Personal information
- Full name: Marie Therese Nilshagen
- Born: 24 January 1983 (age 43) Stockholm, Sweden

Sport
- Country: Sweden
- Sport: Equestrian

Achievements and titles
- Olympic finals: Tokyo 2020 Paris 2024
- World finals: Tryon 2018 Herning 2022

Medal record
Equestrian
Representing Sweden
European Championships
| Silver medal – second place | 2017 Gothenburg | Team dressage |
| Bronze medal – third place | 2019 Rotterdam | Team dressage |

= Therese Nilshagen =

Swedish dressage rider (born 1983)

Marie Therese Nilshagen (born 24 January 1983) is a Swedish dressage rider. At the European Championships in Gothenburg 2017, she won team silver and at the Rotterdam 2019, she won team bronze, both with the black stallion Dante Weltino OLD. In 2016 she was selected for the 2016 Olympic Games in Rio de Janeiro, but during the vet-check, the horse was not fit, so she was replaced by fellow team rider Mads Hendeliowitz.

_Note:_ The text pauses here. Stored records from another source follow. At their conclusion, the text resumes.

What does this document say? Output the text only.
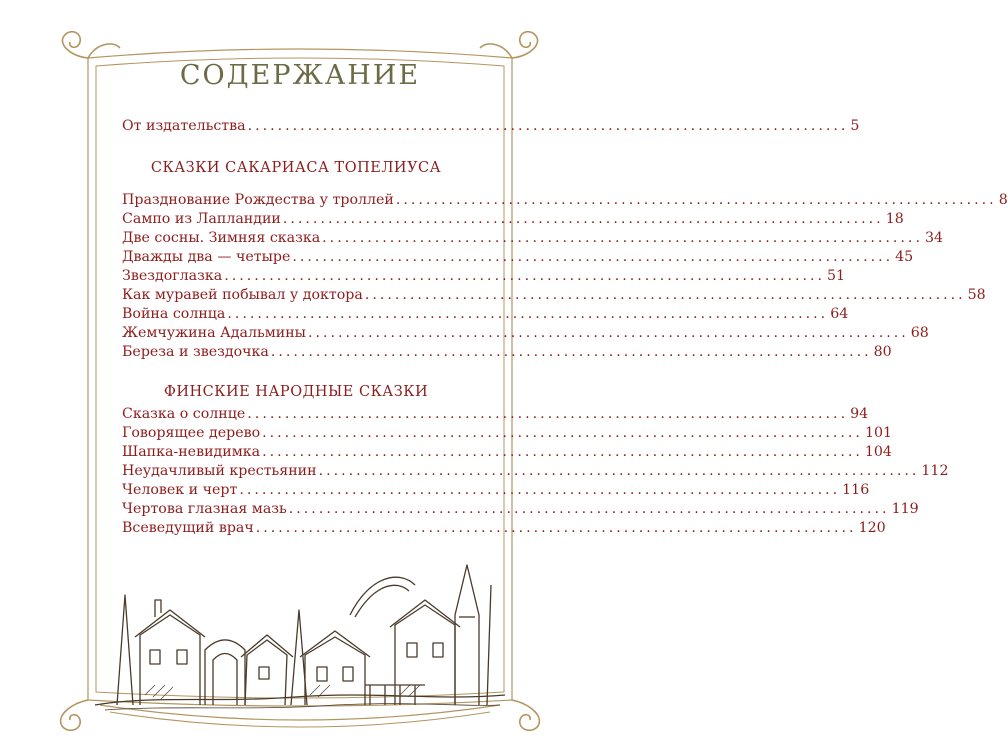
СОДЕРЖАНИЕ
От издательства ................................................................................ 5
СКАЗКИ САКАРИАСА ТОПЕЛИУСА
Празднование Рождества у троллей ................................................................................ 8
Сампо из Лапландии ................................................................................ 18
Две сосны. Зимняя сказка ................................................................................ 34
Дважды два — четыре ................................................................................ 45
Звездоглазка ................................................................................ 51
Как муравей побывал у доктора ................................................................................ 58
Война солнца ................................................................................ 64
Жемчужина Адальмины ................................................................................ 68
Береза и звездочка ................................................................................ 80
ФИНСКИЕ НАРОДНЫЕ СКАЗКИ
Сказка о солнце ................................................................................ 94
Говорящее дерево ................................................................................ 101
Шапка-невидимка ................................................................................ 104
Неудачливый крестьянин ................................................................................ 112
Человек и черт ................................................................................ 116
Чертова глазная мазь ................................................................................ 119
Всеведущий врач ................................................................................ 120
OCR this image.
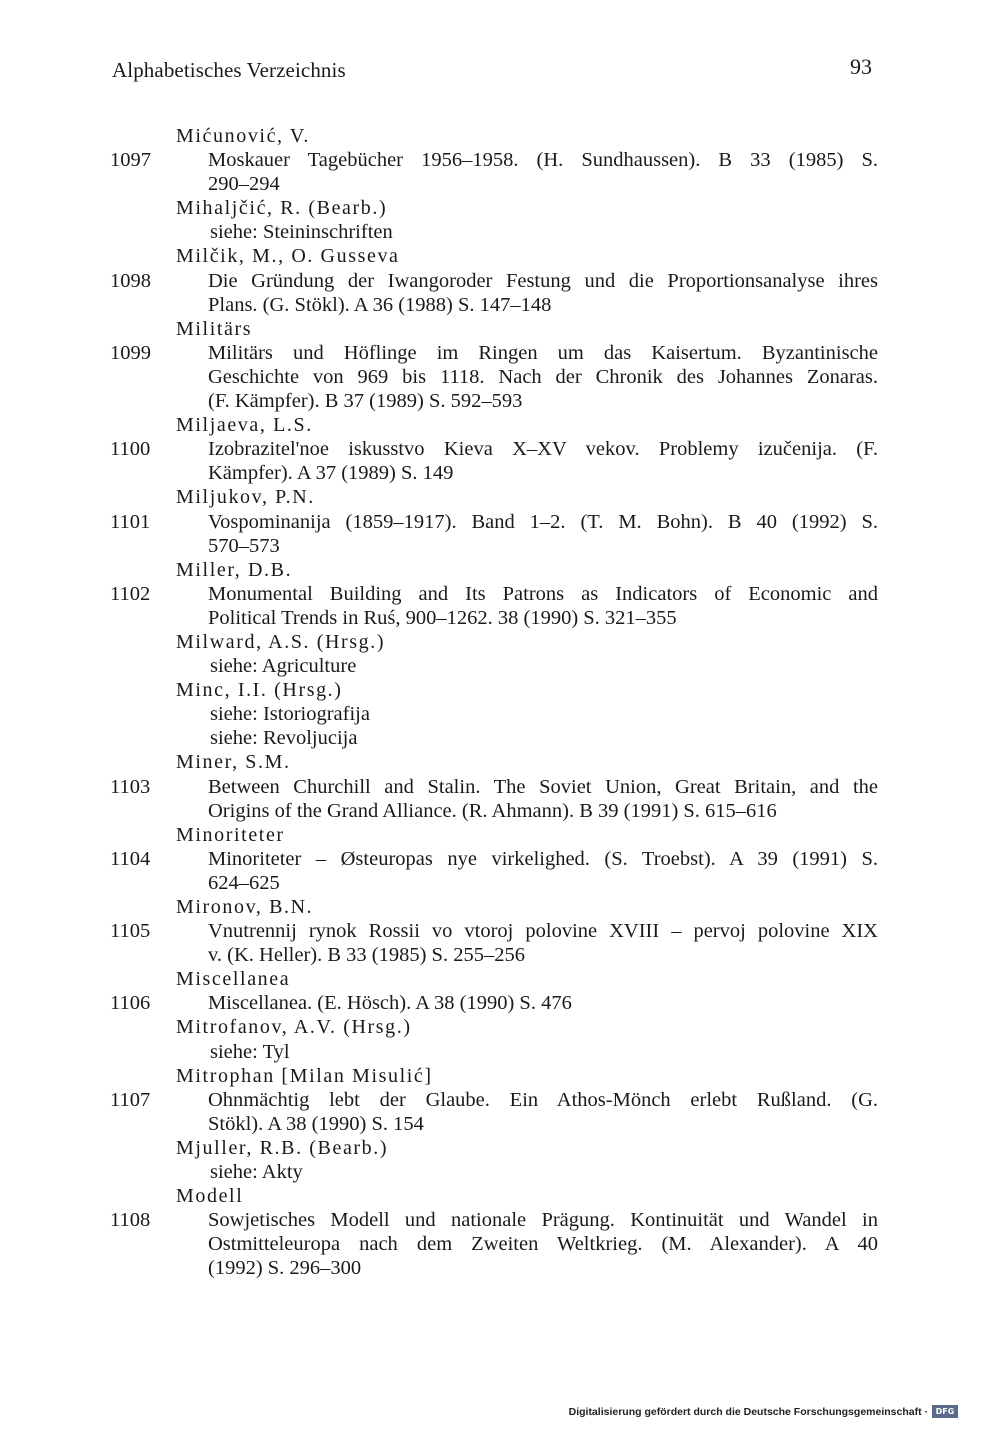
Alphabetisches Verzeichnis	93
Mićunović, V.
1097	Moskauer Tagebücher 1956–1958. (H. Sundhaussen). B 33 (1985) S.
290–294
Mihaljčić, R. (Bearb.)
siehe: Steininschriften
Milčik, M., O. Gusseva
1098	Die Gründung der Iwangoroder Festung und die Proportionsanalyse ihres
Plans. (G. Stökl). A 36 (1988) S. 147–148
Militärs
1099	Militärs und Höflinge im Ringen um das Kaisertum. Byzantinische
Geschichte von 969 bis 1118. Nach der Chronik des Johannes Zonaras.
(F. Kämpfer). B 37 (1989) S. 592–593
Miljaeva, L.S.
1100	Izobrazitel'noe iskusstvo Kieva X–XV vekov. Problemy izučenija. (F.
Kämpfer). A 37 (1989) S. 149
Miljukov, P.N.
1101	Vospominanija (1859–1917). Band 1–2. (T. M. Bohn). B 40 (1992) S.
570–573
Miller, D.B.
1102	Monumental Building and Its Patrons as Indicators of Economic and
Political Trends in Ruś, 900–1262. 38 (1990) S. 321–355
Milward, A.S. (Hrsg.)
siehe: Agriculture
Minc, I.I. (Hrsg.)
siehe: Istoriografija
siehe: Revoljucija
Miner, S.M.
1103	Between Churchill and Stalin. The Soviet Union, Great Britain, and the
Origins of the Grand Alliance. (R. Ahmann). B 39 (1991) S. 615–616
Minoriteter
1104	Minoriteter – Østeuropas nye virkelighed. (S. Troebst). A 39 (1991) S.
624–625
Mironov, B.N.
1105	Vnutrennij rynok Rossii vo vtoroj polovine XVIII – pervoj polovine XIX
v. (K. Heller). B 33 (1985) S. 255–256
Miscellanea
1106	Miscellanea. (E. Hösch). A 38 (1990) S. 476
Mitrofanov, A.V. (Hrsg.)
siehe: Tyl
Mitrophan [Milan Misulić]
1107	Ohnmächtig lebt der Glaube. Ein Athos-Mönch erlebt Rußland. (G.
Stökl). A 38 (1990) S. 154
Mjuller, R.B. (Bearb.)
siehe: Akty
Modell
1108	Sowjetisches Modell und nationale Prägung. Kontinuität und Wandel in
Ostmitteleuropa nach dem Zweiten Weltkrieg. (M. Alexander). A 40
(1992) S. 296–300
Digitalisierung gefördert durch die Deutsche Forschungsgemeinschaft · DFG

In 2021, Nilshagen was part of the Swedish Olympic team during the 2020 Summer Olympics in Tokyo, finished 14th in the individual final and 6th with the team. In 2024 she competed at the 2024 Olympic Games in Paris, finishing 6th in the team competition and 18th in the individual freestyle.

==Biography==
Nilshagen started riding at an age of 8 at the local riding school in Sweden. Her international debut was in 2015 in Cappeln on Small Tour Level. In 2016 she competed for the first time at international Grand Prix level. That same year she was selected for the Swedish Olympic team. She is currently based in Germany. Nilshagen is fluent in Swedish, German, English and Finnish.